Yes that's where we ended up in March, it was only an overnight stop on route south and we had a pleasant walk along the beach.

Happy travelling Barry.

James


----------



## barryd (May 9, 2008)

Thanks JP and all. Sorry I havent thanked you all but everytime I press the button the screen freezes. Must be this crappy French Weefee!  

our refuge of solace has been taken over by at least 6 vans now and some of them have brought Children!!! How condsiderate is that??

Im just off out to pop their footballs and stomp on their toys! 8O


----------



## barryd (May 9, 2008)

Its been a slow hot day here at Chaource so I started this years blog. Its a bit dull so far but adventure wont be far away.

Its still way to hot but due to cool by ten degrees tomorrow and a lot of Rain.

We are going to head a bit further south into Burgundy and Ive spotted a few likely Aires and places to visit. A couple of lakes as well but Ironically it might be too cold and wet now!

There is only us and the resident French couple in the corner left on the Aire. I think they probably come here each year for their summer holidays. They seem very pleasant though.

Anyway if anyone is interested here is the start of this years blog.

Hank the Tank Summer 2013 blog


----------



## simandme (Jan 11, 2011)

If you're heading to Burgundy, can recommend the aire at St Gengoux de Scisse, in the Chardonnay Valley! (though I heard that the grapes have been hit hard by thunderstorms).

Free electric; only us and one other, so we stayed hooked up for the night. Nice easy walk into the village.


----------



## barryd (May 9, 2008)

simandme said:


> If you're heading to Burgundy, can recommend the aire at St Gengoux de Scisse, in the Chardonnay Valley! (though I heard that the grapes have been hit hard by thunderstorms).
> 
> Free electric; only us and one other, so we stayed hooked up for the night. Nice easy walk into the village.


Thanks for that. We did see that one but as we are officially heading to Jura thought it was a bit long of a dog leg but who knows!

After my last post we had a bit of drama. Saturday night the weather changed and there was a massive storm. I think we may well have been in the eye of it as the lightning seemed to circle around us as a result I think we missed the worse of it as the next morning we set off a few miles further south to an Abbey near Montbard and there were trees down all over.

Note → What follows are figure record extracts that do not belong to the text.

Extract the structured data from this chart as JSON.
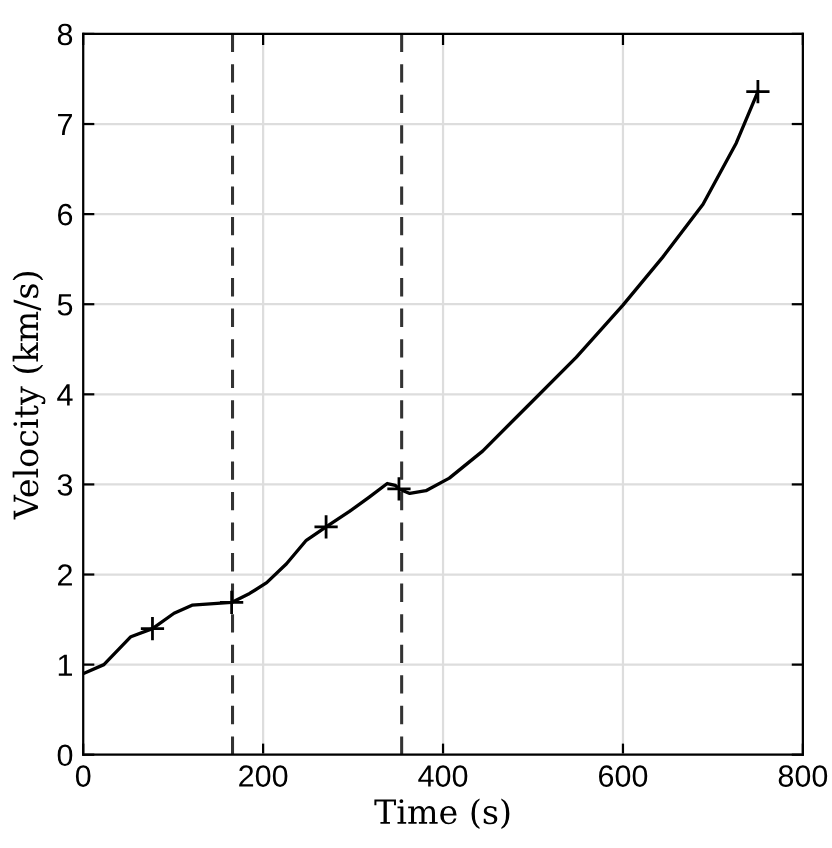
{
  "chart_data": {
    "type": "line",
    "xlabel": "Time (s)",
    "ylabel": "Velocity (km/s)",
    "xlim": [
      0,
      800
    ],
    "ylim": [
      0,
      8
    ],
    "xticks": [
      0,
      200,
      400,
      600,
      800
    ],
    "yticks": [
      0,
      1,
      2,
      3,
      4,
      5,
      6,
      7,
      8
    ],
    "grid": true,
    "legend": false,
    "series": [
      {
        "color": "#000000",
        "marker": "none",
        "line_style": "solid",
        "x": [
          0,
          23,
          53,
          77,
          101,
          121,
          149,
          165,
          185,
          204,
          226,
          248,
          270,
          296,
          318,
          338,
          347,
          351,
          363,
          381,
          407,
          444,
          496,
          548,
          600,
          644,
          689,
          726,
          750
        ],
        "values": [
          0.9,
          1.0,
          1.31,
          1.4,
          1.57,
          1.66,
          1.68,
          1.69,
          1.79,
          1.91,
          2.12,
          2.38,
          2.53,
          2.7,
          2.86,
          3.01,
          2.99,
          2.95,
          2.9,
          2.93,
          3.07,
          3.37,
          3.89,
          4.41,
          4.99,
          5.52,
          6.11,
          6.79,
          7.36
        ]
      },
      {
        "type": "scatter",
        "color": "#000000",
        "marker": "cross",
        "x": [
          77,
          165,
          270,
          351,
          750
        ],
        "values": [
          1.4,
          1.69,
          2.53,
          2.95,
          7.36
        ]
      }
    ],
    "ref_lines": [
      {
        "axis": "x",
        "value": 166,
        "color": "#333333",
        "line_style": "dashed"
      },
      {
        "axis": "x",
        "value": 354,
        "color": "#333333",
        "line_style": "dashed"
      }
    ]
  }
}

Even some of those massive circular hay bails had been blown out of the fields.

Took us ages to get anywhere as there were Route Barre signs all over. The French love these so have a field day in a storm.

Seemed to be sporadic though.

To cap it all I broke my tooth on a flipping baguette!


----------



## raynipper (Aug 4, 2008)

Sorry to hear about your dramas Barry.
We did a boot sale Sunday and apart from a 20 min shower it was a very comfortable day with 23c and slight breeze.

French dentists are very cheap and accommodating.

Ray.


----------



## barryd (May 9, 2008)

Thanks Ray. I've used a French dentist before. Excellent he was. Its a tooth at the back that my dentist ad home spent ages building up but said it might last ten years or ten weeks. It's about ten weeks. It's completely disintergrated. There was a loose bit left so I just set up my own dentists in the van and pulled it out. . I'll leave the rest of it to the experts though.

Finally arrived in Jura near Abois today. It's taken us a week to get here and it's only 450 miles from Calais!

Looks good so far. Off to do some wilding up in the hills near some lakes and hopefully stay put for a few days. Forecast is HOT!


----------